Note that we’re using the full hostname instead of localhost. Because our SSL certificate is issued for mqtt.example.com, if we attempt a secure connection to localhost we’ll get an error saying the hostname does not match the certificate hostname (even though they both point to the same Mosquitto server).
--capath /etc/ssl/certs/ enables SSL for mosquitto_pub, and tells it where to look for root certificates. These are typically installed by your operating system, so the path is different for Mac OS, Windows, etc. mosquitto_pub uses the root certificate to verify that the Mosquitto server’s certificate was properly signed by the Let’s Encrypt certificate authority. It’s important to note that mosquitto_pub and mosquitto_sub will not attempt an SSL connection without this option (or the similar --cafile option), even if you’re connecting to the standard secure port of 8883.
If all goes well with the test, we’ll see hello again show up in the other mosquitto_sub terminal. This means your server is fully set up! If you’d like to extend the MQTT protocol to work with websockets, you can follow the final step.

Step 7 — Configuring MQTT Over Websockets (Optional) #

In order to speak MQTT using JavaScript from within web browsers, the protocol was adapted to work over standard websockets. If you don’t need this functionality, you may skip this step.
We need to add one more listener block to our Mosqiutto config:

sudo nano /etc/mosquitto/conf.d/default.conf

At the end of the file, add the following:
/etc/mosquitto/conf.d/default.conf

. . .
listener 8083
protocol websockets
certfile /etc/letsencrypt/live/mqtt.example.com/cert.pem
cafile /etc/letsencrypt/live/mqtt.example.com/chain.pem
keyfile /etc/letsencrypt/live/mqtt.example.com/privkey.pem

This is mostly the same as the previous block, except for the port number and the protocol websockets line. There is no official standardized port for MQTT over websockets, but 8083 is the most common.
Save and exit the file, then restart Mosquitto.

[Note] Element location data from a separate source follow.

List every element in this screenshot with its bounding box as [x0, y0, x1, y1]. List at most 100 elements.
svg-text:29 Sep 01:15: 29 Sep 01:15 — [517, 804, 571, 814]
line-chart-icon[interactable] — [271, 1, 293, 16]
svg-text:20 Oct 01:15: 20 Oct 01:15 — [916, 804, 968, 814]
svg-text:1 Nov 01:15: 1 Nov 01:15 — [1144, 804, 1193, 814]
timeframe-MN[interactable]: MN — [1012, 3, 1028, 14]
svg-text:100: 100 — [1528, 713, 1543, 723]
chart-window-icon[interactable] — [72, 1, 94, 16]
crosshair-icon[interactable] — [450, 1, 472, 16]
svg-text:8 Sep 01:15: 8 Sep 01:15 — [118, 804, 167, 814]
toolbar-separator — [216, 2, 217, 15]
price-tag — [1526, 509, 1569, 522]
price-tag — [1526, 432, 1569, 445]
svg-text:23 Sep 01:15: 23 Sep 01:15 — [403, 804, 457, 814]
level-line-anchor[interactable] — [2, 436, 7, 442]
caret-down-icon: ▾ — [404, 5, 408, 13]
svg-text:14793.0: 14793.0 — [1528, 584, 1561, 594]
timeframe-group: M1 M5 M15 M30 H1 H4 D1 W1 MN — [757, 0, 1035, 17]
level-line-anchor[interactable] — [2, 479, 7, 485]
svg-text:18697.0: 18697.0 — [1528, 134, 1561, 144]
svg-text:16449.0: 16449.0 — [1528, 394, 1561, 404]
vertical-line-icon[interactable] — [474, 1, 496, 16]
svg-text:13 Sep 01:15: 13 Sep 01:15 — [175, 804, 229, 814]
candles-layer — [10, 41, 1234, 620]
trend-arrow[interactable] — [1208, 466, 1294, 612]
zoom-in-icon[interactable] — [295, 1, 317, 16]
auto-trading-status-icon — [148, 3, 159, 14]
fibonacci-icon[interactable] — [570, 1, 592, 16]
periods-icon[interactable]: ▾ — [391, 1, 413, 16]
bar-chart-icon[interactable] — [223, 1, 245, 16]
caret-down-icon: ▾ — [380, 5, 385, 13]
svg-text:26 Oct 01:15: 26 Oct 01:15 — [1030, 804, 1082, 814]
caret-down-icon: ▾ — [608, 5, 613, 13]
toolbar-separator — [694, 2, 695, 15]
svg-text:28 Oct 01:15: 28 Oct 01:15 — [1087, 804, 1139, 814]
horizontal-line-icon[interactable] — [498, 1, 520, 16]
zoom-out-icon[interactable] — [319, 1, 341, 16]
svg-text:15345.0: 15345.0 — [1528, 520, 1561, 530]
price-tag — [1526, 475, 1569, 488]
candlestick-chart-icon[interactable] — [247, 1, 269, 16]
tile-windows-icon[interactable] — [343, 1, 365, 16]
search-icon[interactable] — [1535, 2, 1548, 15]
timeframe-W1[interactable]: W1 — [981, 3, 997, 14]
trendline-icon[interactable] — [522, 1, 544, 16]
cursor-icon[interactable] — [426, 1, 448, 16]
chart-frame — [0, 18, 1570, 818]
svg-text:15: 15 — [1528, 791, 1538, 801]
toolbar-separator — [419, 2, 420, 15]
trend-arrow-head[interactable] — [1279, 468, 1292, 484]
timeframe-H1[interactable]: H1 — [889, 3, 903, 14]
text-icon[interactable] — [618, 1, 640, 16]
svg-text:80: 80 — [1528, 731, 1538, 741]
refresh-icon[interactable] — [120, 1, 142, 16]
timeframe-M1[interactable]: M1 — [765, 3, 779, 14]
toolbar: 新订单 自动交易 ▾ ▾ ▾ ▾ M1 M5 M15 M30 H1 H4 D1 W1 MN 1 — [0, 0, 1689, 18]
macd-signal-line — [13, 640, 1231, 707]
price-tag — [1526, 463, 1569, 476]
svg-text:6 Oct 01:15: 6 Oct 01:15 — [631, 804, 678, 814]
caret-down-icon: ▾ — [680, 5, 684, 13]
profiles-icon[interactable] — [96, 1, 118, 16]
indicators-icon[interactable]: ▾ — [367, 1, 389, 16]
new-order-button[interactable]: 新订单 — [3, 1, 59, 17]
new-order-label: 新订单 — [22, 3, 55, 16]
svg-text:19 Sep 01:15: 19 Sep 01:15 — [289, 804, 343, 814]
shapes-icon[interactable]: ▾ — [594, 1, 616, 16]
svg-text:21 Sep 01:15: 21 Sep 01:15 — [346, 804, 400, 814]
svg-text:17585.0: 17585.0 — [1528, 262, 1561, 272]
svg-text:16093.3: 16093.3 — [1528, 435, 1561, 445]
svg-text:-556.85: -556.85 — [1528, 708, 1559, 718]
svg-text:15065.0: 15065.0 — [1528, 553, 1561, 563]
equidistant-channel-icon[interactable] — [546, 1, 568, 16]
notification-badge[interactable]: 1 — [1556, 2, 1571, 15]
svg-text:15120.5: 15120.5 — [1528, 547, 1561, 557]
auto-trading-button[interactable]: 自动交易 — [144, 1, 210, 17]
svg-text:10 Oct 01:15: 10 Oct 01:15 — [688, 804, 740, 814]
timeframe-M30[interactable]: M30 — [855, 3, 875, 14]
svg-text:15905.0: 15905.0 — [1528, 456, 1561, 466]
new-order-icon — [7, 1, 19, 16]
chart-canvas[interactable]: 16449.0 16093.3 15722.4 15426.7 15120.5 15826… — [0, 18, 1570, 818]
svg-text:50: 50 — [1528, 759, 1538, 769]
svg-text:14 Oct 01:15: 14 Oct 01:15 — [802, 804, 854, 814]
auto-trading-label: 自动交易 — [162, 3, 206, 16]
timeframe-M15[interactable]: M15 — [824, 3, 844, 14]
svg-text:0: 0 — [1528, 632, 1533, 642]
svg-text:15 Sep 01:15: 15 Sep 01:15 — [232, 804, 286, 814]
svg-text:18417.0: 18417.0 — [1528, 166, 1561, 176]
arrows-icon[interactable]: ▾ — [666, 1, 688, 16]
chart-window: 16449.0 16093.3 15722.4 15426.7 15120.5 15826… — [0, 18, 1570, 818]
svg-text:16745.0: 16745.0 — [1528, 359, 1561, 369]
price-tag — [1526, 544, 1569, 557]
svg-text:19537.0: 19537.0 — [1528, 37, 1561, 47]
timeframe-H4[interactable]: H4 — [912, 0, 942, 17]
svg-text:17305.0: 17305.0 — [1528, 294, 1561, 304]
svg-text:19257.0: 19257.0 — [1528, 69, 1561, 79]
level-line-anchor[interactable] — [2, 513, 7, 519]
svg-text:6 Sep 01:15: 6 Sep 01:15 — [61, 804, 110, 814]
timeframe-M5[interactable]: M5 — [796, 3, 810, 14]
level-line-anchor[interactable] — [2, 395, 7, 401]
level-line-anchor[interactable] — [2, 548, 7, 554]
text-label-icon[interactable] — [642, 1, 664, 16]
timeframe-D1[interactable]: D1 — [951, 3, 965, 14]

sudo systemctl restart mosquitto

Now, open up port 8083 in the firewall.

sudo ufw allow 8083

To test this functionality, we’ll use a public, browser-based MQTT client. There are a few out there, but the Eclipse Paho JavaScript Client is simple and straightforward to use. Open the Paho client in your browser. You’ll see the following:

Fill out the connection information as follows:

Host should be the domain for your Mosquitto server, mqtt.example.com.
Port should be 8083.
ClientId can be left to the default value, js-utility-DI1m6.
Path can be left to the default value, /ws.
Username should be your Mosquitto username; here, we used sammy.
Password should be the password you chose.

The remaining fields can be left to their default values.
After pressing Connect, the Paho browser-based client will connect to your Mosquitto server.
To publish a message, navigate to the Publish Message pane, fill out Topic as test, and enter any message in the Message section. Next, press Publish. The message will show up in your mosquitto_sub terminal.

Conclusion #

We’ve now set up a secure, password-protected MQTT server, with auto-renewing SSL certificates from the Let’s Encrypt service. This will serve as a robust and secure messaging platform for whatever projects you dream up. Some popular software and hardware that works well with the MQTT protocol includes:

OwnTracks, an open-source geo-tracking app you can install on your phone. OwnTracks will periodically report position information to your MQTT server, which you could then store and display on a map, or create alerts and activate IoT hardware based on your location.
Node-RED is a browser-based graphical interface for ‘wiring’ together the Internet of Things. You drag the output of one node to the input of another, and can route information through filters, between various protocols, into databases, and so on. MQTT is very well supported by Node-RED.
The ESP8266 is an inexpensive wifi microcontroller with MQTT capabilities. You could wire one up to publish temperature data to a topic, or perhaps subscribe to a barometric pressure topic and sound a buzzer when a storm is coming!

These are just a few popular examples from the MQTT ecosystem. There is much more hardware and software out there that speaks the protocol. If you already have a favorite hardware platform, or software language, it probably has MQTT capabilities. Have fun getting your “things” talking to each other!